In Montpelliers Straßenbahn kam es zu dem Angriff, den der Täter bloß als Israelkritik verstanden wissen wollte
In Montpelliers Straßenbahn kam es zu dem Angriff, den der Täter bloß als Israelkritik verstanden wissen wollte (© Imago Images / Dreamstime)

Vor Gericht im französischen Montpellier erklärte der Angreifer, er habe nicht aus Antisemitismus, sondern aus Trauer über die von Israel verursachten Toten in Gaza gehandelt.

In der französischen Universitätsstadt Montpellier ist ein antisemitischer Gewalttäter am Montag zu zwei Jahren Gefängnis verurteilt worden, davon ein Jahr auf Bewährung. Das Urteil erging sechs Tage nach der Tat. 

Am Dienstag, den 6. August, gegen vierzehn Uhr hatte der 48-jährige Arbeitslose Halim E. in der Straßenbahn einen Mann antisemitisch beschimpft und anschließend zusammengeschlagen. »Bist du Jude?«, fragte er immer wieder einen anderen Fahrgast, den 67-jährigen Pariser Rentner Jean-Yves, der mit seiner Lebensgefährtin auf Urlaub war. »Bist du Jude, oder was?« Der Rentner erwiderte: »Was willst du, bist du Jude?« Weiterhin aggressiv erwiderte der Täter: »Du bist Jude, ich bin kein Jude, ich bin Marokkaner, ich werde deine Mutter ficken, beschissener Jude.« Dann schlug er dem Mann mit der Faust ins Gesicht, riss ihn zu Boden und traktierte das Opfer mit Fäusten, Tritten und einer Dose.

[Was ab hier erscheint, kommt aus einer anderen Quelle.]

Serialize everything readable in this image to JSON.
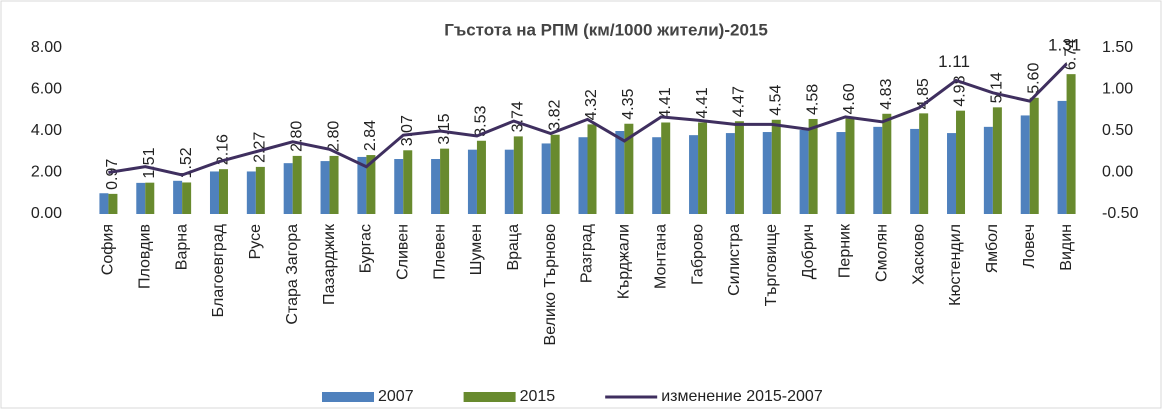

Jean-Yves wurde ein Zahn ausgeschlagen, seine Brille wurde zerbrochen, seine Schulter schmerzt. All dies geschah in Anwesenheit zahlreicher Fahrgäste. Eine Frau filmte den Vorfall, das Video verbreitete sich über die sozialen Medien. Jean-Yves ist nicht jüdisch und trug auch keine Kleidung oder Gegenstände, die ihn als Juden kenntlich gemacht haben könnten.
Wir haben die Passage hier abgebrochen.